Countdown (2016) / D: John Stockwell / 90m

Cast: Dolph Ziggler, Glenn “Kane” Jacobs, Katharine Isabelle, Josh Blacker, Alexander Kalugin, Michael Kopsa, Alan O’Silva

Countdown

Rating: 3/10 – when a disaffected Ukrainian straps a bomb to a young boy and then dies before revealing the boy’s whereabouts, it’s up to maverick cop Ray Fitzpatrick (Ziggler) to save the day – and whether his bosses like it or not; another WWE DTV movie that abandons crdibility from the word go – watch out for Fitzpatrick’s one-man storming of a Russian consulate – Countdown is hard-going rubbish that only has Cliff Hokanson’s crisp cinematography to recommend it.

Love’s Kitchen (2011) / D: James Hacking / 93m

Cast: Claire Forlani, Dougray Scott, Lee Boardman, Peter Bowles, Michelle Ryan, Matthew Clancy, Holly Gibbs, Simon Callow, Seretta Wilson, Cherie Lunghi, Caroline Langrishe, Gordon Ramsay

Love's Kitchen

Rating: 4/10 – following the tragic death of his wife, top chef Rob (Scott) loses his way until he takes over a small village pub, and with the help of food critic Kate (Forlani), attempts to regain the flair and the passion that made him such a good chef; a lightweight romantic comedy that breezes through its own running time as nonchalantly as possible, Love’s Kitchen is, in cooking terms, like a soufflé that hasn’t risen: still edible but nowhere near as enjoyable if it had turned out as planned.
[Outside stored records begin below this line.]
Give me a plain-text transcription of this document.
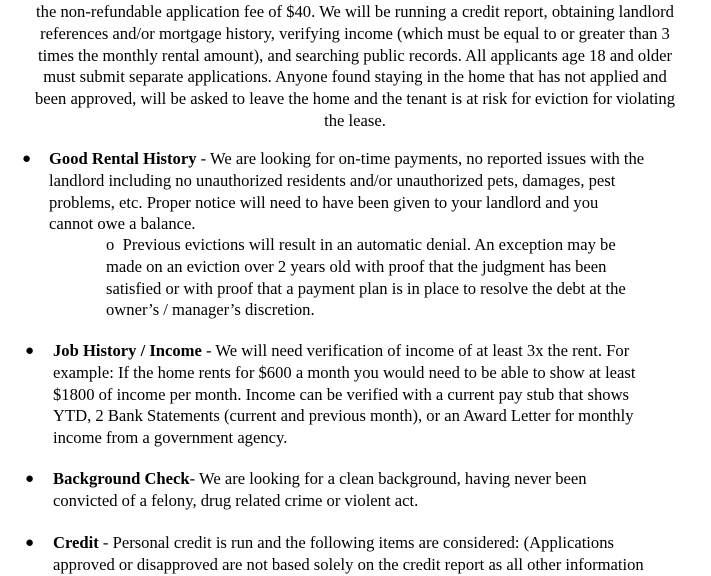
the non-refundable application fee of $40. We will be running a credit report, obtaining landlord
references and/or mortgage history, verifying income (which must be equal to or greater than 3
times the monthly rental amount), and searching public records. All applicants age 18 and older
must submit separate applications. Anyone found staying in the home that has not applied and
been approved, will be asked to leave the home and the tenant is at risk for eviction for violating
the lease.
● Good Rental History - We are looking for on-time payments, no reported issues with the
landlord including no unauthorized residents and/or unauthorized pets, damages, pest
problems, etc. Proper notice will need to have been given to your landlord and you
cannot owe a balance.
o Previous evictions will result in an automatic denial. An exception may be
made on an eviction over 2 years old with proof that the judgment has been
satisfied or with proof that a payment plan is in place to resolve the debt at the
owner’s / manager’s discretion.
● Job History / Income - We will need verification of income of at least 3x the rent. For
example: If the home rents for $600 a month you would need to be able to show at least
$1800 of income per month. Income can be verified with a current pay stub that shows
YTD, 2 Bank Statements (current and previous month), or an Award Letter for monthly
income from a government agency.
● Background Check- We are looking for a clean background, having never been
convicted of a felony, drug related crime or violent act.
● Credit - Personal credit is run and the following items are considered: (Applications
approved or disapproved are not based solely on the credit report as all other information
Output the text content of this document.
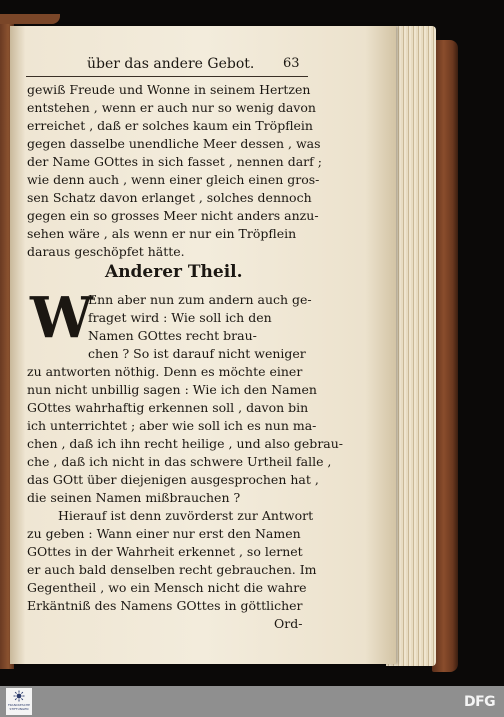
über das andere Gebot. 63
gewiß Freude und Wonne in seinem Hertzen
entstehen , wenn er auch nur so wenig davon
erreichet , daß er solches kaum ein Tröpflein
gegen dasselbe unendliche Meer dessen , was
der Name GOttes in sich fasset , nennen darf ;
wie denn auch , wenn einer gleich einen gros-
sen Schatz davon erlanget , solches dennoch
gegen ein so grosses Meer nicht anders anzu-
sehen wäre , als wenn er nur ein Tröpflein
daraus geschöpfet hätte.
Anderer Theil.
W
Enn aber nun zum andern auch ge-
fraget wird : Wie soll ich den
Namen GOttes recht brau-
chen ? So ist darauf nicht weniger
zu antworten nöthig. Denn es möchte einer
nun nicht unbillig sagen : Wie ich den Namen
GOttes wahrhaftig erkennen soll , davon bin
ich unterrichtet ; aber wie soll ich es nun ma-
chen , daß ich ihn recht heilige , und also gebrau-
che , daß ich nicht in das schwere Urtheil falle ,
das GOtt über diejenigen ausgesprochen hat ,
die seinen Namen mißbrauchen ?
Hierauf ist denn zuvörderst zur Antwort
zu geben : Wann einer nur erst den Namen
GOttes in der Wahrheit erkennet , so lernet
er auch bald denselben recht gebrauchen. Im
Gegentheil , wo ein Mensch nicht die wahre
Erkäntniß des Namens GOttes in göttlicher
Ord-
FRANCKESCHE STIFTUNGEN	DFG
The Naked Witch (1964) / D: Larry Buchanan, Claude Alexander / 59m

Cast: Jo Maryman, Robert Short, Libby Hall

The Naked Witch

Rating: 2/10 – a student (Short) of German folklore arrives in a small Texas town and unwittingly awakens the ghost of a witch (Hall) bent on revenge on the descendants of those who put her death three hundred years before; Buchanan’s first low-budget exploitation movie is low on incident and big on padding – check out the ten-minute prologue – but does earn a point for a strange, hypnotic vibe that develops once the witch is resurrected.
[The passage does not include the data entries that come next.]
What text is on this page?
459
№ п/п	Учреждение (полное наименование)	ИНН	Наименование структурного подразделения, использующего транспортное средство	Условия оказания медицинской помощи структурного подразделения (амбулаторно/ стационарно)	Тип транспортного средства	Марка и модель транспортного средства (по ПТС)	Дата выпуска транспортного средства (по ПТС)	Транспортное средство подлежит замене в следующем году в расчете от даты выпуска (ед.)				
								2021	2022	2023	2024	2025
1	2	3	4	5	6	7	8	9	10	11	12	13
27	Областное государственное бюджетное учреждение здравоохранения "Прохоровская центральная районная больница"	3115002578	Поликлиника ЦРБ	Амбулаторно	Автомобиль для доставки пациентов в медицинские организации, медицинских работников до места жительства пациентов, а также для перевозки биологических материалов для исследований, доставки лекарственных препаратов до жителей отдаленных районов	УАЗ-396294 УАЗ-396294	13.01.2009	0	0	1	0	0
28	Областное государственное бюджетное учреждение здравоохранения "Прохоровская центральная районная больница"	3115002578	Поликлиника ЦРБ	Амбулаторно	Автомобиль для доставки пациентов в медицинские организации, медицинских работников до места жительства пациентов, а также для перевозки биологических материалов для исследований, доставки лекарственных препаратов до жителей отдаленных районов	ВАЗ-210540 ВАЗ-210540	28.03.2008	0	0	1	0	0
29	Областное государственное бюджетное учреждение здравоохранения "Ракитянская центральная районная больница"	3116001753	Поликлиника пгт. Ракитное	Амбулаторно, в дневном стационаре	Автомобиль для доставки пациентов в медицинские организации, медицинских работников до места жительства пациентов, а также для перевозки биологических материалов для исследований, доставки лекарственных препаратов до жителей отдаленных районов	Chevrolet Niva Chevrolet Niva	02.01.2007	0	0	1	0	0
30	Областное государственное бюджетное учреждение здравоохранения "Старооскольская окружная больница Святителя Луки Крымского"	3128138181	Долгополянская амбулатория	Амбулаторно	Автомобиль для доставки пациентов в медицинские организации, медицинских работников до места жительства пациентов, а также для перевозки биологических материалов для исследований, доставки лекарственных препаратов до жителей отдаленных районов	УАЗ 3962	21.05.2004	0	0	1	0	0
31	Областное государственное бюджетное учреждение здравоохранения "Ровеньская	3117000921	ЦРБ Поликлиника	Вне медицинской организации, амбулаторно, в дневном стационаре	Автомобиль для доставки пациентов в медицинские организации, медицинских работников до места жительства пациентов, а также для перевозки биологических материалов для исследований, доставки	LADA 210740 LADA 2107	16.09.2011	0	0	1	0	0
Hunt the Man Down (1950) / D: George Archainbaud / 69m

aka Seven Witnesses

Cast: Gig Young, Lynne Roberts, Mary Anderson, Willard Parker, Carla Balenda, Gerald Mohr, James Anderson, John Kellogg, Harry Shannon, Cleo Moore, Christy Palmer

Hunt the Man Down

Rating: 6/10 – when a man (Anderson) is caught after twelve years on the run from a murder trial, his public defender (Young) investigates the original crime, and learns enough to believe that the man is probably innocent; a minor noir, Hunt the Man Down has plenty of double dealings in a plot that doesn’t always make sense but is enjoyable enough on its own terms.

Some People (1962) / D: Clive Donner / 93m

Cast: Kenneth More, Ray Brooks, Anneke Wills, David Andrews, Angela Douglas, David Hemmings, Timothy Nightingale, Frankie Dymon

Some People

Rating: 7/10 – a group of teenagers aiming to start a band find an ally in a local choir master (More), but along the way have to contend with internal rivalries and the problems inherent in growing up; as much an historical record of the times – Bristol, England in the early Sixties – Some People features a slew of raw performances but is only occasionally as dramatic as the story requires, leaving the viewer to wonder what all the fuss is about.

Search Party (2014) / D: Scot Armstrong / 93m

Cast: Adam Pally, T.J. Miller, Thomas Middleditch, Shannon Woodward, Alison Brie, J.B. Smoove, Octavio Gómez Berríos, Maurice Compte, Lance Reddick, Krysten Ritter, Jason Mantzoukas, Rosa Salazar, Jon Glaser

Search Party

Rating: 5/10 – when one of his best friends, Evan (Miller), ruins his wedding day, Nardo (Middleditch), follows his fianceé to Mexico in order to win her back, while Evan and his other best friend, Jason (Pally), end up heading across the border as well to help him out after he’s carjacked; a passable comedy that tries too hard one moment and then hits the comedic nail on the head the next, Search Party isn’t particularly memorable but if you’re in the mood for an easy watch, this will definitely do the trick.